Free markets have been free-flowing since the founding of the American colonies, to the extent that colonists refused to be bullied by elitist, landed gentry.
Economist and Historian Murray Rothbard's extensive work on the libertarian roots of the American colonies and the libertarian origins of the American Revolution all suggest that free markets do indeed make free people. The reforms that make people free and prosperous or most prevalent in market economies. The market and price systems may not be perfect, but the exceed in productive the command and control economies of Soviet Russia, and expand liberty more than social democracies which enlarge the state at the expense of individual liberty.
I do not repudiate the role of the state, provided of course that the state provides the means for trade, then gets out of the way, as well as provides recourse for enforcing contracts and prosecuting fraud.
I believe that progressive reforms dismiss Austrian economics, and free market advocates, as mere "theory" because the means of trade, pricing, and movement of goods exceeds the limit of the human mind to plan. As one liberal economist remarked, "You can't make a pencil." The planning that would be required to ensure that raw materials, distribution, assembly, packing, and sale would take place in an orderly and timely manner would exceed the capacity of even the most keen and foreseeing intellect.
Market forces that drive trade cannot be held, but neither can the forces that made language possible, that explains meteorological phenomena, or that accounts for the development of other cultural institutions, like family, law, and even intellectual inquiry.
Free market development is not a theory, in that trade takes place all over the world all the time. I cannot see the wind, but I know that it exists because the leaves on trees move and waves swell and crest on the ocean. I do not see radio waves bouncing around the earth, but I know that they exist because radios work when placed properly to pick up signals. In the same manner as wind and radio waves, I do not see market forces, I cannot understand based on my own limited intellect the persuasion and ministration of the free market, but I see the effects of it every day: in stores, in theaters, anywhere where something is bought or sold.

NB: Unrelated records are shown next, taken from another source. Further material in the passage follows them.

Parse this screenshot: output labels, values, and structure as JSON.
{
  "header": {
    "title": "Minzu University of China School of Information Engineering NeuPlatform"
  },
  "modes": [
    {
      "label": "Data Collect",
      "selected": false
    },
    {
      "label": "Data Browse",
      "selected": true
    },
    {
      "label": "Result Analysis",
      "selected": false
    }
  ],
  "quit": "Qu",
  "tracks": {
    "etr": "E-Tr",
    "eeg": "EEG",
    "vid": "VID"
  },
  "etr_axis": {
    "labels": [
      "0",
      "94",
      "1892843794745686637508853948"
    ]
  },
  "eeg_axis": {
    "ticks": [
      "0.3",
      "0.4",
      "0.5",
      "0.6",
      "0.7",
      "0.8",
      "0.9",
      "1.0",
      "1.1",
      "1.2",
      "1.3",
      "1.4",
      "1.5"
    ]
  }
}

Free Market, or Austrian, economics are not "theories", for these explanations of economic forces prove themselves every day, although the elements that compose these forces cannot be caught or dissected or planned. This fact may war against the progressive of socialist -- and certainly the Communist -- frame of mind, but planned economies, force compelling "fair exchange", creates more problems than allowing the "Invisible Hand" of the marketplace to work, unencumbered.